We know what we need and deserve, and we have the energy that we need to make it happen. The time for a student revolution, the time to ask for change – more than that, to demand it, to expect it – will always be now. This student revolution has already begun, with the support of a broad network of legislators, organizations, and people both on campuses and beyond them. I have had the privilege of seeing the faces of change on my screen week after week, and of finding my “why now” within them.
All of this is not to say that an individual’s energy won’t wax and wane from day to day, or that everyone can always give equal energy to this or any cause: this community has taught me to protect my own energy, first, and to give as much of it as I can but only as much as I can spare. I know that many of those drawn to this work are survivors themselves, and I recognize and send love to them for choosing to navigate activism alongside their own healing, just as I recognize and send love to those who know that they don’t have the space or energy to engage in formal activism right now.

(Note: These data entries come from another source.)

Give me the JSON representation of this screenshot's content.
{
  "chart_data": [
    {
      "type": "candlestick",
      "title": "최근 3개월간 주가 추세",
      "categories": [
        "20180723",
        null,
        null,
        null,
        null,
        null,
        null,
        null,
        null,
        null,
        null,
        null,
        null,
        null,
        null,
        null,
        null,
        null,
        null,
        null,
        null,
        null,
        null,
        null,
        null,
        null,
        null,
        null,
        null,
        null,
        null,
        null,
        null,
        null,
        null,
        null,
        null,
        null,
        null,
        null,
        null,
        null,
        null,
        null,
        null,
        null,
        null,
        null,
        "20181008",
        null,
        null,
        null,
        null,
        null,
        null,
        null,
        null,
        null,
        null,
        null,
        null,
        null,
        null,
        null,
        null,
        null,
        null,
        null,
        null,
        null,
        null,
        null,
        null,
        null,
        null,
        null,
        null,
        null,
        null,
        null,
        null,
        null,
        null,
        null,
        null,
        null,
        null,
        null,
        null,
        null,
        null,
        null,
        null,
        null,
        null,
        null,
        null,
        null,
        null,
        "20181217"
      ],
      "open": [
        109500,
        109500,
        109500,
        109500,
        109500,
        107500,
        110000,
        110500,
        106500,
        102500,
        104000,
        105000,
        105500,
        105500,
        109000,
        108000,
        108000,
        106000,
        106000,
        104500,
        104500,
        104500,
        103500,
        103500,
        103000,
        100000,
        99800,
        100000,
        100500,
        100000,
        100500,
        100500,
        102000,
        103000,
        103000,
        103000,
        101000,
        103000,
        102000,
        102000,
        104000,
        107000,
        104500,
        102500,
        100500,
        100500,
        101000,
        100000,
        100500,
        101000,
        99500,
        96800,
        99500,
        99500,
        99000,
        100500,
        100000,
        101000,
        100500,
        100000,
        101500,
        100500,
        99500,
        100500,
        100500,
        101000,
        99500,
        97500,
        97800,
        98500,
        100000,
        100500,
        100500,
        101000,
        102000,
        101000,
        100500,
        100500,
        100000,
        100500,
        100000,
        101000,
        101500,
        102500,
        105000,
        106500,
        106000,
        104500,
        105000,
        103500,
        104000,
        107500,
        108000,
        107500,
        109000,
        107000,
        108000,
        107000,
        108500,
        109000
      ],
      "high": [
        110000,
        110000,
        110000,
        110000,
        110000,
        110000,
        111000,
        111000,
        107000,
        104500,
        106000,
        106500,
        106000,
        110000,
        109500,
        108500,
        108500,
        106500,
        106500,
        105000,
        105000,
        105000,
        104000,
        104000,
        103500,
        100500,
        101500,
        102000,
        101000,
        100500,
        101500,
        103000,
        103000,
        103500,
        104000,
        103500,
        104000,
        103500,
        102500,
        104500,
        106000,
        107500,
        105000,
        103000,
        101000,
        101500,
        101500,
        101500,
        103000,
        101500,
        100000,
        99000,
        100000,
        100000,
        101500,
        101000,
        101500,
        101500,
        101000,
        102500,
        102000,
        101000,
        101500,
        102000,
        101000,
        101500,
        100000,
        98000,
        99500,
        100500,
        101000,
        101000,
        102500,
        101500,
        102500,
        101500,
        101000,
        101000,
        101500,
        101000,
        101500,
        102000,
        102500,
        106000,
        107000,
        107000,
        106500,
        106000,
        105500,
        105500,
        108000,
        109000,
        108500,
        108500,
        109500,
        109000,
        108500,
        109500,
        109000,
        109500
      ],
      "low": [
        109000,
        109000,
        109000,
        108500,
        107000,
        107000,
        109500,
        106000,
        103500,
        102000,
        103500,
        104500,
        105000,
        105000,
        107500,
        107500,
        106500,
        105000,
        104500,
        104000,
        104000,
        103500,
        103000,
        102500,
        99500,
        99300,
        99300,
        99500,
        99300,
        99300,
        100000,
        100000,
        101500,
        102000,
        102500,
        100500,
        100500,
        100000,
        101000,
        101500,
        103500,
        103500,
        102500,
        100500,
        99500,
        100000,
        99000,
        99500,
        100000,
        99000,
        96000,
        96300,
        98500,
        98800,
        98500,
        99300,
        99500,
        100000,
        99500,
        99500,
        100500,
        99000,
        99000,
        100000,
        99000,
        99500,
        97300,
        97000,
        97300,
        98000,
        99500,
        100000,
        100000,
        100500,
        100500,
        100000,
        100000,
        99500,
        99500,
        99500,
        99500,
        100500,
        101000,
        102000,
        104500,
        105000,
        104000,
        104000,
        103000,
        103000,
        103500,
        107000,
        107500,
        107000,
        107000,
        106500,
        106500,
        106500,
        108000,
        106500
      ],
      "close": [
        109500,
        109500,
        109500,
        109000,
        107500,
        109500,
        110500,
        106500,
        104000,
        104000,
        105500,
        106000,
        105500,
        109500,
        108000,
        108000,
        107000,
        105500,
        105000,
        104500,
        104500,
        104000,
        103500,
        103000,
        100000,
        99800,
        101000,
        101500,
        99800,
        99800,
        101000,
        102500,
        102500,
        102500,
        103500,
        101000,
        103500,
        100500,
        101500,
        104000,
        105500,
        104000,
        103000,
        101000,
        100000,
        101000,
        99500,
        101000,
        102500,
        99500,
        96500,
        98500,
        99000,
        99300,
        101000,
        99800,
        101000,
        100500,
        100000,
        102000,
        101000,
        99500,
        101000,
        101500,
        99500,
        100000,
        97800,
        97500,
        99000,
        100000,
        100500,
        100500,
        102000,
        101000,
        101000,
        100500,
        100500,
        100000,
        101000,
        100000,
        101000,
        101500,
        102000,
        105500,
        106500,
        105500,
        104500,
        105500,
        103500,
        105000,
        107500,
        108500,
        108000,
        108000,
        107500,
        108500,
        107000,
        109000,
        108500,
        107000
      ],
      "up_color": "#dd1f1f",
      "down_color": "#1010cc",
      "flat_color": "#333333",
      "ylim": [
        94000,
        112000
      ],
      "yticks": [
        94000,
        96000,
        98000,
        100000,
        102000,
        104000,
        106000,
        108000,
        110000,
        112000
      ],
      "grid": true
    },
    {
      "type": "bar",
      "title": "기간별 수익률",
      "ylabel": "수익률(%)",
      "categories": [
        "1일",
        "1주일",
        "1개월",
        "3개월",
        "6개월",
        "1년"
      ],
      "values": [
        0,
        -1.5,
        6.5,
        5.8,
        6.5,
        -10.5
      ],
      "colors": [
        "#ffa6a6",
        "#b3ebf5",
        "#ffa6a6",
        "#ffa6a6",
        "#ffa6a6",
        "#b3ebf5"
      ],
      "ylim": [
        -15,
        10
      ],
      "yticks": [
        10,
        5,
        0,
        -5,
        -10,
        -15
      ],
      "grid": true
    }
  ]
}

For those who have the space, I urge you to find your own answers to “why now?” and to find another answer tomorrow, and another the next day, until the “why now?”s stretch on into the future without an ending. And once you know your “why now,” I want you to look for your “what now.” With whom can you share your energy, so that they can be empowered to engage in activism alongside you? What conversations are there to be had, with your legislators, your peers, your campus, and maybe even with yourself? Where can you find support on your campus and beyond?
For me, the biggest answer to “what now” is getting our bill, LD 1727, passed into law in Maine, and I’m looking forward to the day when I have to look for a new “what now” because this has already been accomplished.